Depuis la fin des années 70, le container a intégré les milieux artistiques et notamment architecturaux pour devenir un outil design utilisé par certaines élites urbaines. Il participe aux phénomènes de gentrification des grandes villes et devient un outil de réhabilitation et de réappropriation de friches industrielles. On le retrouve dans les cités universitaires d’Amsterdam et du Havre notamment. Destiné au départ à un usage indifférencié de masse, le container devient un bien adapté à des contextes et à des usages précis. Il est devenu une interface entre terre et mer, mais également entre capitalisme et société. Ainsi, et d’un point de vue critique, l’économie, sauf si encadré par l’État, vient imprégner tous les aspects de la vie à commencer par l’habitation. Habitat flexible et flexibilité marchande.

« Cette fois encore, l’événement fut particulier à l’Angleterre ; cette fois encore, le commerce maritime fut à l’origine d’un mouvement qui affecta le pays tout entier ; et cette fois encore ce furent des améliorations menées sur la plus grande échelle qui causèrent des ravages sans précédent dans l’habitation du petit peuple » (Polanyi, la grande transformation, 1983).

Les analyses et les réflexions ambivalentes sur l’objet container suscitent la curiosité du géographe. En effet, le container s’est entaché d’une réputation critiquable à bien des égards. Il est au cœur de polémiques environnementales (pollution des porte-containers, recyclage des containers usagés, etc.), économiques (outil du grand capital, etc.), sociétales (quelle place pour les logements container ?) et juridiques (le container est souvent assimilé juridiquement à de l’habitat précaire et à du logement mobile. Dans le cas des résidences universitaires du Havre, les locataires craignaient de voir disparaitre leur droit de vote. Cela pose également des questions concernant les APL). Les débats sont justes et les détracteurs du container légitimes.

Cependant, il possède le mérite de surprendre. Son utilisation actuelle allie pratique et esthétique. Mobile, modulable, il s’amuse à installer de l’infini dans du fini.
Le container dispose d’un pouvoir sur l’imaginaire non négligeable. Il incarne le voyage, la mobilité, l’anonymat, l’antimonde et est devenu l’image d’Épinal du transport maritime associée aux aventures de Tintin ou aux œuvres d’Hugo Pratt. La transformation progressive du container en objet artistique ou d’habitat est directement soutenue par sa dimension allégorique. Il joue le rôle du nomade sédentaire. Nous le voyons toujours immobile, entassé dans les ports alors qu’il ne cesse de naviguer. Il amène du Nord dans le Sud et du Sud dans le Nord.

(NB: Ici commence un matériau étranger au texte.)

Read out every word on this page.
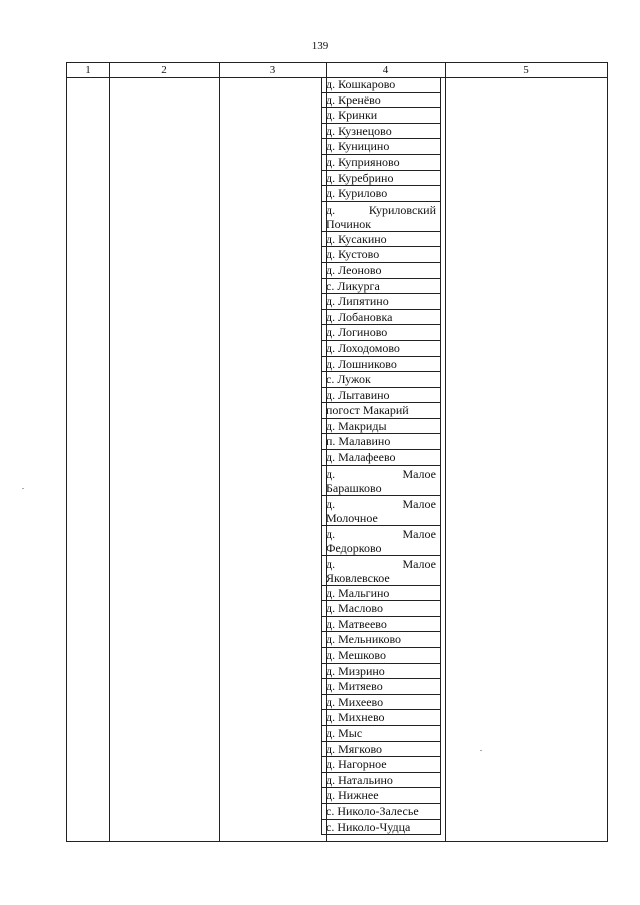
139
1	2	3	4	5
д. Кошкарово
д. Кренёво
д. Кринки
д. Кузнецово
д. Куницино
д. Куприяново
д. Куребрино
д. Курилово
д.	Куриловский
Починок
д. Кусакино
д. Кустово
д. Леоново
с. Ликурга
д. Липятино
д. Лобановка
д. Логиново
д. Лоходомово
д. Лошниково
с. Лужок
д. Лытавино
погост Макарий
д. Макриды
п. Малавино
д. Малафеево
д.	Малое
Барашково
д.	Малое
Молочное
д.	Малое
Федорково
д.	Малое
Яковлевское
д. Мальгино
д. Маслово
д. Матвеево
д. Мельниково
д. Мешково
д. Мизрино
д. Митяево
д. Михеево
д. Михнево
д. Мыс
д. Мягково
д. Нагорное
д. Натальино
д. Нижнее
с. Николо-Залесье
с. Николо-Чудца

Le container est par conséquent devenu un objet incontournable au 21ème siècle. Ses utilisations sont multiples. Les créations par son détournement compensent aujourd’hui, en partie, les aspects critiquables de ce dernier. Pour cause, de nombreux projets d’habitation fleurissent dans le monde et en Afrique notamment. Prolongeons encore et encore le voyage.